Os sete "planetas" percorriam um caminho no céu que passava por aglomerados de estrelas, que os gregos antigos chamaram de Zodíaco. O zodíaco foi dividido em doze constelações (como Capricórnio, Leão e Sagitário), com o Sol permanecendo em cada uma por aproximadamente um mês.

O movimento dos planetas e das constelações foi interpretado como capaz de influenciar a vida humana, dando origem à astrologia, que os mesopotâmicos usavam para prever acontecimentos. A astronomia babilônica, em particular, foi a primeira tentativa bem-sucedida de oferecer uma descrição matemática refinada dos fenômenos astronômicos. Os zigurates, além de templos, também serviam como observatórios astronômicos.

III. Sociedade e Cotidiano na Mesopotâmia

A vida cotidiana na Mesopotâmia, embora variasse entre os diferentes povos e períodos, compartilhava características fundamentais que podemos reconstituir graças à obsessão dos escribas em registrar todos os aspectos da vida.

1. População e Classes Sociais

As cidades mesopotâmicas tinham populações variadas (Uruk com 50 mil, Mari com 10 mil, Acádia com 36 mil por volta de 2300 a.C.). A sociedade mesopotâmica era hierárquica e dividida em classes sociais, onde a mobilidade social não era formalmente permitida, sendo descrita como um sistema de castas. No entanto, casos de ascensão social existiam.

As classes sociais eram geralmente as seguintes:

  • O Rei e a Nobreza: No topo da pirâmide, o rei era o chefe político, militar e religioso, considerado um intermediário entre o mundo divino e o terreno. Seu sucesso era medido pela prosperidade e expansão do reino, indicando o favor dos deuses. A realeza habitava suntuosos palácios com amplos corpos de funcionários à disposição.
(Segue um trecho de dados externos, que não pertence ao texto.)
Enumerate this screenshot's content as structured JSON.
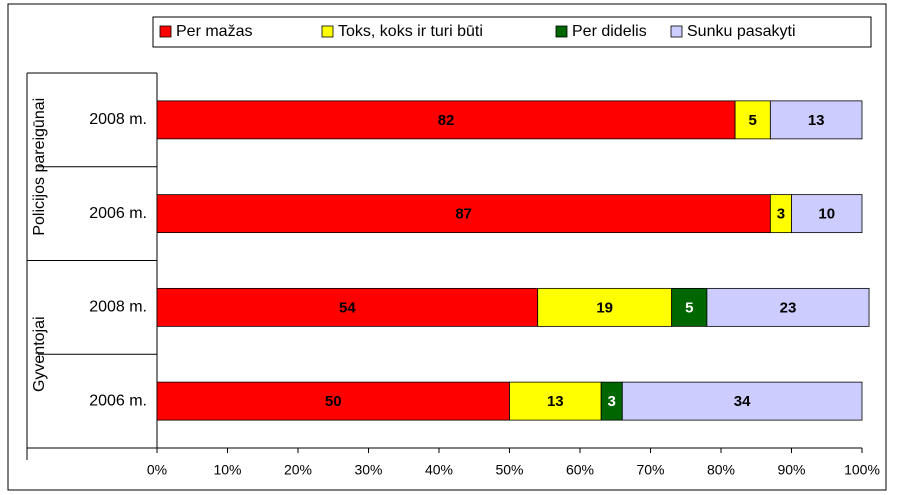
{
  "chart_data": {
    "type": "stacked-bar-horizontal",
    "categories": [
      "2008 m.",
      "2006 m.",
      "2008 m.",
      "2006 m."
    ],
    "groups": [
      "Policijos pareigūnai",
      "Gyventojai"
    ],
    "series": [
      {
        "name": "Per mažas",
        "color": "#ff0000",
        "values": [
          82,
          87,
          54,
          50
        ]
      },
      {
        "name": "Toks, koks ir turi būti",
        "color": "#ffff00",
        "values": [
          5,
          3,
          19,
          13
        ]
      },
      {
        "name": "Per didelis",
        "color": "#006600",
        "values": [
          null,
          null,
          5,
          3
        ]
      },
      {
        "name": "Sunku pasakyti",
        "color": "#ccccff",
        "values": [
          13,
          10,
          23,
          34
        ]
      }
    ],
    "xlim": [
      0,
      100
    ],
    "xticks": [
      {
        "value": 0,
        "label": "0%"
      },
      {
        "value": 10,
        "label": "10%"
      },
      {
        "value": 20,
        "label": "20%"
      },
      {
        "value": 30,
        "label": "30%"
      },
      {
        "value": 40,
        "label": "40%"
      },
      {
        "value": 50,
        "label": "50%"
      },
      {
        "value": 60,
        "label": "60%"
      },
      {
        "value": 70,
        "label": "70%"
      },
      {
        "value": 80,
        "label": "80%"
      },
      {
        "value": 90,
        "label": "90%"
      },
      {
        "value": 100,
        "label": "100%"
      }
    ],
    "legend": "top"
  }
}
  • Sacerdotes e Sacerdotisas: Presidiam os aspectos sagrados da vida, oficiavam serviços religiosos e eram alfabetizados, dominando a interpretação de sinais e presságios. Muitos atuavam como curandeiros, sendo os primeiros médicos e dentistas. Enheduanna, filha de Sargão da Acádia, é um exemplo notável de sacerdotisa e a primeira escritora conhecida da história.

  • Classe Alta: Incluía comerciantes com empresas próprias, escribas (altamente respeitados e professores), professores particulares, militares de alta patente, contadores, arquitetos, astrólogos (muitas vezes sacerdotes) e construtores de navios.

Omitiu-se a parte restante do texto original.